There is a further strand in the reportage by Greenwald that is worth quoting in full. Namely, the media reports carried the meta-message that if it was terrorism, it was caused by Muslims – and if it wasn’t Muslims, it wasn’t terrorism. Here’s how Greenwald unpacks this extremely dodgy bag of goods, starting with the NYT’s defensiveness about its original reporting :

…. Initial reports focused on the possibility of Islamic militants, in particular Ansar al-Jihad al-Alami, or Helpers of the Global Jihad, cited by some analysts as claiming responsibility for the attacks. American officials said the group was previously unknown and might not even exist.

There was ample reason for concern that terrorists might be responsible.

“In other words,” Greenwald comments, “now that we know the alleged perpetrator is not Muslim, we know – by definition – that Terrorists are not responsible; Conversely, when we thought Muslims were responsible, that meant – also by definition – that it was an act of Terrorism. As Richard Silverstein put it:

How's that again? Are the only terrorists in the world Muslim? If so, what do we call a right-wing nationalist capable of planting major bombs and mowing down scores of people for the sake of the greater glory of his cause? If even a liberal newspaper like the Times can't call this guy a terrorist, what does that say about the mindset of the western world?

“What it says,” Greenwald continues, “is what we've seen repeatedly: that Terrorism has no objective meaning and, at least in American political discourse, has come functionally to mean: violence committed by Muslims whom the West dislikes, no matter the cause or the target. Indeed, in many (though not all) media circles, discussion of the Oslo attack quickly morphed from this is Terrorism (when it was believed Muslims did it) to no, this isn't Terrorism, just extremism (once it became likely that Muslims didn't).”

And where does that leave New Zealand’s response? President Barack Obama was in PM John Key’s company when he first responded to the US media on the Oslo attacks, and the contrast between the responses by the two leaders was quite striking. Obama said that the international community had a stake in co-operating to prevent acts of terror around the globe. After adding that the U.S. still didn’t have all the facts about the attack, Obama explained: "We have to work cooperatively together both on intelligence and in terms of prevention of these kinds of horrible attacks."

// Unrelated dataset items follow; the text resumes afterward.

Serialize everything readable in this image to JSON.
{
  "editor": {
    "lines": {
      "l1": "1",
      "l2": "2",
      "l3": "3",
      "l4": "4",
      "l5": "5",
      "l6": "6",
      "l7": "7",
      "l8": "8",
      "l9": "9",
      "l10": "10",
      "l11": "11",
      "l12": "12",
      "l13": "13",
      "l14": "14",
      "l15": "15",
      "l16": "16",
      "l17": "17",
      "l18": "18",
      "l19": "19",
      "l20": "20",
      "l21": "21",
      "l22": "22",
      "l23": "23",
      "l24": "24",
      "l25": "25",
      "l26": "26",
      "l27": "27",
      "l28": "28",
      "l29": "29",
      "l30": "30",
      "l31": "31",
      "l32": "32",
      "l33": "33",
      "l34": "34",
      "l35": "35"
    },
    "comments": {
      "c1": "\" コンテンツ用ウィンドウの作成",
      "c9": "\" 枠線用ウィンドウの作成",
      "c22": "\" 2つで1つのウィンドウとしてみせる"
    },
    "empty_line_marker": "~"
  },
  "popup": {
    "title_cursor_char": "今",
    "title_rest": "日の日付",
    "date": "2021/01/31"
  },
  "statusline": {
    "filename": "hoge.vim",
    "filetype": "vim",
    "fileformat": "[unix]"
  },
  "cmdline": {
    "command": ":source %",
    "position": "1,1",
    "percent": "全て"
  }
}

Key however, went one step further and – without any evidence of linkage –used the Oslo attack to put in a plug for New Zealand’s presence alongside the Americans in Afghanistan:

If it is an act of global terrorism then I think what it shows is that no country, large or small, is immune from that risk,'' Mr Key said. ''And that's why New Zealand plays its part in Afghanistan as we try and join others like the United States to make the world a safer place.''

Just how New Zealand helping the Americans to fight Muslim nationalists in Kabul might deter an anti-Muslim Christian fanatic in Norway was left unexplained. Making the world a safer place, it would seem, is a far more complex task than merely taking signals from the Pentagon about where our troops are to be deployed, and for how long.